Did you know there most hardwood plantation product that is grown and processed in Western Australia is exported for further manufacturing into paper and other fibre based products?
There are a number of forms of hardwood plantations grown in WA. Eucalypt pulpwood plantations are the predominant form, from virtually a zero base in the mid 1980’s to a multi-million dollar industry that today is matured and sustainable. Blue Gum (Eucalyptus globulus) is species of choice – grown mainly on southwest and south coastal regional area formerly cleared farmland. After harvesting at about 10-13 years growth, trees are either field chipped then transported, or transported as logs, then chipped at one of the major chip/export facilities at Bunbury or Albany. The chips are shipped to pulp and paper making sites in countries such as Japan or Korea. Alternative or supplementary future markets locally or abroad may be developed for eucalypt chips used in energy production.
Other forms of hardwood plantation management for different products and purposes are found in WA.
A range of Australian native species in timber woodlots, or agroforests are grown to produce logs suitable for sawmilling, or for poles or firewood. Sometimes the planting and management aim for owners is a balance between landscape or farm amenity, carbon storage and for timber.

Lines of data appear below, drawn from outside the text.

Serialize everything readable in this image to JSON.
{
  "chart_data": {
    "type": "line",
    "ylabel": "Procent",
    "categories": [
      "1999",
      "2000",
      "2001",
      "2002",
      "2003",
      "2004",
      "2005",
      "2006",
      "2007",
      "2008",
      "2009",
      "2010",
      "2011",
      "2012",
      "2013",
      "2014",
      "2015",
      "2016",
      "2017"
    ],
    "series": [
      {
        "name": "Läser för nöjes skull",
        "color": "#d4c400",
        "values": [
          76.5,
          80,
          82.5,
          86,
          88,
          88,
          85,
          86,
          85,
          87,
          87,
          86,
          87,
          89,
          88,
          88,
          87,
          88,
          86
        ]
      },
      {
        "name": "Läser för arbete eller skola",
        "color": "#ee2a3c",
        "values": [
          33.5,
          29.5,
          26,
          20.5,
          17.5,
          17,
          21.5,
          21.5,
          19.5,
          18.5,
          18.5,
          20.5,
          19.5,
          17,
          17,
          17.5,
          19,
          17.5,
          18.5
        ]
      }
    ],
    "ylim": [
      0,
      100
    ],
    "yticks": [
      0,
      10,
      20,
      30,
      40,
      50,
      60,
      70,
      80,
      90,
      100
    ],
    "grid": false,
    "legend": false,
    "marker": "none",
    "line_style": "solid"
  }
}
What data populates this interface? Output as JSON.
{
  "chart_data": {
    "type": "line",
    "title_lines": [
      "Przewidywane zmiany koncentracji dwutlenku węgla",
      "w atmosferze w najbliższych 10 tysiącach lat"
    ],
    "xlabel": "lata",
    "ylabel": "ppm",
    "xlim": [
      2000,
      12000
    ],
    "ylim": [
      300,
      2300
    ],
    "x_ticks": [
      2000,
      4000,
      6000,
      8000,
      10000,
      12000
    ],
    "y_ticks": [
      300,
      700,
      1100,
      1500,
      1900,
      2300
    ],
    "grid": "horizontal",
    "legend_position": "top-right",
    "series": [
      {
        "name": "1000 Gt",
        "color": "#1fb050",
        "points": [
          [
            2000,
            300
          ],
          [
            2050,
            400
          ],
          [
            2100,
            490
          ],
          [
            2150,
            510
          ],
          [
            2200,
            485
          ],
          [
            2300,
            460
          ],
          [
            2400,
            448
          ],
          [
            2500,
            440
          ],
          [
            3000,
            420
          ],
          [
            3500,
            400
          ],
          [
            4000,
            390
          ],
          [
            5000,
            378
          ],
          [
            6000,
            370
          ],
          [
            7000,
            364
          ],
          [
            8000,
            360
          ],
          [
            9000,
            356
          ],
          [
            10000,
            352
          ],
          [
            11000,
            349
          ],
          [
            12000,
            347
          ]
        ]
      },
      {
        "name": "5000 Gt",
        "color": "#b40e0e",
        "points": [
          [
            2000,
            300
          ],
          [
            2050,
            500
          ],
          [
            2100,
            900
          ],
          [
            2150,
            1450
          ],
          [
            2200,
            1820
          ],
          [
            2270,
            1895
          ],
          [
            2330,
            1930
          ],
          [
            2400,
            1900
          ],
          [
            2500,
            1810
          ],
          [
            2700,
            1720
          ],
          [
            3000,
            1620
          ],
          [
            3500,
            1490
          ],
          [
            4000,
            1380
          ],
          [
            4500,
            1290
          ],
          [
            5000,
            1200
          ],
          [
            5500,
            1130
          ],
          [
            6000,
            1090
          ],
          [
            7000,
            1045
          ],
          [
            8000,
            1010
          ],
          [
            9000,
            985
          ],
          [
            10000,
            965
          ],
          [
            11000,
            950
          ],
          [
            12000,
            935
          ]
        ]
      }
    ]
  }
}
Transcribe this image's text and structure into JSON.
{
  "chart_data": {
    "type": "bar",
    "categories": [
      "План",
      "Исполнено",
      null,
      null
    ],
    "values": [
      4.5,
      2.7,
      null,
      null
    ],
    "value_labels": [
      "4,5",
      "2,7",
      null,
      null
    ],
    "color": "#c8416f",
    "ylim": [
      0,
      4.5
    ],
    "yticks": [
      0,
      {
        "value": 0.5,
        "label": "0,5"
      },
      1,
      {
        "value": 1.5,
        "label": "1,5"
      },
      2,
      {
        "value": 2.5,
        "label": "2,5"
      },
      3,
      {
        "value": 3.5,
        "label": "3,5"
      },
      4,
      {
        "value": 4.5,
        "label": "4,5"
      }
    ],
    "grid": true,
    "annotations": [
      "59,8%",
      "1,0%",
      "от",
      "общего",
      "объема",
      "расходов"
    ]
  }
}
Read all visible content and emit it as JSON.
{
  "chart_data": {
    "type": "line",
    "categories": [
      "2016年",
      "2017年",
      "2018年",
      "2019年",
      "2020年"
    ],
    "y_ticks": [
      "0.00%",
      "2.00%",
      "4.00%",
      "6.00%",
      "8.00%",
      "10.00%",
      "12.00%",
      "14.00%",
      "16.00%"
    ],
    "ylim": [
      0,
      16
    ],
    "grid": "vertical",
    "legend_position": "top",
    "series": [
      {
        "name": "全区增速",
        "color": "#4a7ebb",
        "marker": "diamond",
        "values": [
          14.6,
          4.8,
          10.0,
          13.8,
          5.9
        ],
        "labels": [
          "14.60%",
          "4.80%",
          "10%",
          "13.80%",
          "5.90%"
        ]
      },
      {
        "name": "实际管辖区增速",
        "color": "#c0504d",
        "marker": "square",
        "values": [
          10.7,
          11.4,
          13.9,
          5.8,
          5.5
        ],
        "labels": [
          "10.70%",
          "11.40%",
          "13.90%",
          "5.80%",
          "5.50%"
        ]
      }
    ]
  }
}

In goldfields and wheatbelt areas in the state, native sandalwood is grown for oil and aromatic products, and even for nuts that may be processed into an edible form. In the Kimberley, Indian Sandalwood – an introduced species – is being cultivated at an industrial scale for its oil qualities.
Other non-eucalypt subtropical hardwood species such as African Mahogany are also being grown as plantation forestry.
All of these sectors make a substantial contribution to investment, employment and economic output always providing benefits people in forest and regional communities.